In 2009, Morgan Stanley was hit by the same Chinese hackers who targeted Google, according to HB Gary
The spectre of Chinese hackers has raised its head again with the news that the investment bank, Morgan Stanley, was “hit hard” by the same computer hackers who attacked Google early last year.
The news came to light after emails from Internet security specialist HB Gary Federal were leaked by the hacktivist group Anonymous. According to Sophos, Anonymous stole the emails from California-based HB Gary Federal during a hacking attack in early February.
HB Gary provided internet security for Morgan Stanley, and the firm was apparently targeted by Anonymous because Aaron Barr, the head of security services at HBGary, claimed to have details of the leaders of the Anonymous group which he said would be turned over to the FBI.
Aaron Barr has since resigned.
The HB Gary emails reportedly reveal how Morgan Stanley was “hit hard” by the six-month long Aurora attack that began in June 2009.
The nickname Aurora was created by McAfee, who said that the six month attack marked “a watershed moment in cyber security.” It is thought that a total of 200 companies were affected by the attack, including Google.
The news is noteworthy, as banks and financial institutions traditionally remain very tight lipped about fraud and hacking attempts on their systems, and details of these attacks are almost never seen in public.
“They [Morgan Stanley] were hit hard by the real Aurora attacks (not the crap in the news),” read an email sent by Phil Wallisch, a senior security engineer at California-based HB Gary Federal, who said he had read an internal Morgan Stanley report detailing the so-called Operation Aurora attacks.
“They have given me access to a very sensitive report on their Aurora experience,” Wallisch wrote in a 10 May email to HBGary President Penny Leavy-Hoglund, and reported by Bloomberg. “I will honour their wishes about not sharing the info with anyone, but the good news is that I have some great ideas for our final reports.”
It seems that the emails do not reveal what information, if any, was stolen from Morgan Stanley.
According to the Guardian, Morgan Stanley declined to comment specifically on the Operation Aurora attack. “Morgan Stanley invests significantly in IT security and manages a robust programme to deal with malware and attempted computer compromises,” a spokeswoman told the newspaper.
Morgan Stanley spokeswoman Sandra Hernandez also told Bloomberg that the New York-bank did not comment comment specific attacks.
“Like any other company in our industry we deal with malware and attempted computer compromises as a matter of conducting business and work with law enforcement where appropriate,” Hernandez told Bloomberg by phone.
Google China Exit
The Aurora attacks became common knowledge after Google in January 2010 almost triggered a diplomatic incident.

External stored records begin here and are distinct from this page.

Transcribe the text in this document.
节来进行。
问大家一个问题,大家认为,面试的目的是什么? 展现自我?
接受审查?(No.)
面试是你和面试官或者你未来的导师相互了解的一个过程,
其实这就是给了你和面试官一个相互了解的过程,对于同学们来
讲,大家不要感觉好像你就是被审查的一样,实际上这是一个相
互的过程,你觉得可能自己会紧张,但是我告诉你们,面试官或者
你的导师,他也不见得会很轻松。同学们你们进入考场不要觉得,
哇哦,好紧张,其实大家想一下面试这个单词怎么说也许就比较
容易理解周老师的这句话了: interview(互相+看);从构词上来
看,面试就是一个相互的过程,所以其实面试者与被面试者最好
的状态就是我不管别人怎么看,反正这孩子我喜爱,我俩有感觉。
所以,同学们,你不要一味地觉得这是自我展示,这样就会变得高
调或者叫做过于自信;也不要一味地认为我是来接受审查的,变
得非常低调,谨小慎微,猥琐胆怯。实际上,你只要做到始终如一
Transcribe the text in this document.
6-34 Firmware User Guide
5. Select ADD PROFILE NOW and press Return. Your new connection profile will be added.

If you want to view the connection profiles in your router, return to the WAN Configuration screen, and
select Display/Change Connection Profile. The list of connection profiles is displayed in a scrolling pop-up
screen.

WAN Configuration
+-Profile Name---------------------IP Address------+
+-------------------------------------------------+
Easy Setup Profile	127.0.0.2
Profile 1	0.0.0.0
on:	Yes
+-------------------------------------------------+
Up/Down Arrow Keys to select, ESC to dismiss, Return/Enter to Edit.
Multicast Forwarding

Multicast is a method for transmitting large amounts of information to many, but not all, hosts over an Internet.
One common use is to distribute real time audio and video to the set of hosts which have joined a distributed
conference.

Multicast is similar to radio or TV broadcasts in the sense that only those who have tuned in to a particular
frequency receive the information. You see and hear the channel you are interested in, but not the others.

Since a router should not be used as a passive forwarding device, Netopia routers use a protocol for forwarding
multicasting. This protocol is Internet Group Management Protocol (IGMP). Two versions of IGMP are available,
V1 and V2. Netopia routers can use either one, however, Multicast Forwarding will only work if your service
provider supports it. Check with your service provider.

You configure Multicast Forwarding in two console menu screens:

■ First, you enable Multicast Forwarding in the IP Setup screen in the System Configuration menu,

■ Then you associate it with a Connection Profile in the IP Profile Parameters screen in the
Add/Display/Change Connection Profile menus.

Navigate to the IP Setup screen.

The controversy began when Google threatened to pull out of China on 12 January 2010 in light of a cyber-attack in December 2009. Google claimed the attack originated from China. Google also said it uncovered repeated attempts to break into the Gmail accounts of Chinese human rights activists.
During the row, there were suspicions that the Chinese government was behind the Operation Aurora attacks, a claim it has strenuously denied. However the attacks fuelled escalating tensions between the US and China and led Secretary of State Hillary Clinton to call on China to investigate Google’s claims and make the results public.